Gil Kalai, a well known mathematician, has this to say on the topic of chess and luck:
http://gilkalai.wordpress.com/2009/07/05/chess-can-be-a-game-of-luck/
I didn't follow his argument at all, but it seems like something other LW posters may understand, so I decided to post it here. Do comment on his arguments if you agree or disagree with him.
Perhaps a better way to explain myself is by looking at what I'd consider a sign of how much skill is involved in a game: roughly speaking, how many different strata of players are there for a widely played game, where each stratum can beat the stratum below (let's say) 90% of the time? There's only one stratum for Candyland, and at most three (humanly speaking) for tic-tac-toe, but numerous strata for a game like tennis.
So we can think of luck-vs-skill also in the sense that tennis is more stratified than golf, because a few PGA players have a 10% or better chance of beating Tiger on a given weekend, and many PGA players have a 10% or better chance of beating one of those players, and a top amateur or college golfer has a 10% chance of beating one of those players, and so on down; while there seem to be more layers than that in tennis.

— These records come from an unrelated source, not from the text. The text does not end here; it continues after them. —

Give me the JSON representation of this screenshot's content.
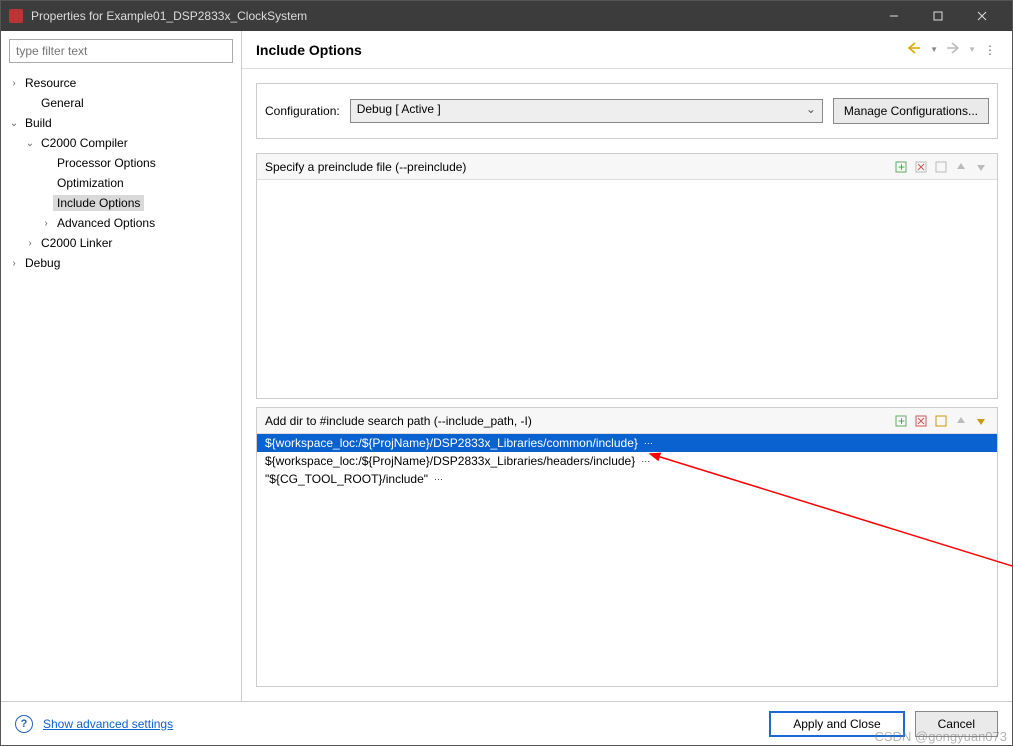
{
  "title": "Properties for Example01_DSP2833x_ClockSystem",
  "filter_placeholder": "type filter text",
  "tree": {
    "resource": "Resource",
    "general": "General",
    "build": "Build",
    "c2000_compiler": "C2000 Compiler",
    "processor_options": "Processor Options",
    "optimization": "Optimization",
    "include_options": "Include Options",
    "advanced_options": "Advanced Options",
    "c2000_linker": "C2000 Linker",
    "debug": "Debug"
  },
  "main": {
    "heading": "Include Options",
    "config_label": "Configuration:",
    "config_value": "Debug  [ Active ]",
    "manage_btn": "Manage Configurations..."
  },
  "preinclude": {
    "label": "Specify a preinclude file (--preinclude)"
  },
  "include_path": {
    "label": "Add dir to #include search path (--include_path, -I)",
    "items": [
      "${workspace_loc:/${ProjName}/DSP2833x_Libraries/common/include}",
      "${workspace_loc:/${ProjName}/DSP2833x_Libraries/headers/include}",
      "\"${CG_TOOL_ROOT}/include\""
    ]
  },
  "footer": {
    "advanced_link": "Show advanced settings",
    "apply_close": "Apply and Close",
    "cancel": "Cancel"
  },
  "watermark": "CSDN @gongyuan073"
}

Now, high-stakes games can cause a selection bias wherein all lower strata will withdraw from a competition, but this doesn't change the components of skill and luck for that game; if you forced the withdrawing players to play for those high stakes, you'd see similar results as you'd see for low stakes (neglecting psychological effects of the fear of a bigger loss, but your analysis doesn't seem to incorporate these). The usual concepts of skill and luck are defined by what would happen if X played against Y; your analysis is about something else, which determines whether X plays in the first place. So please call it something else.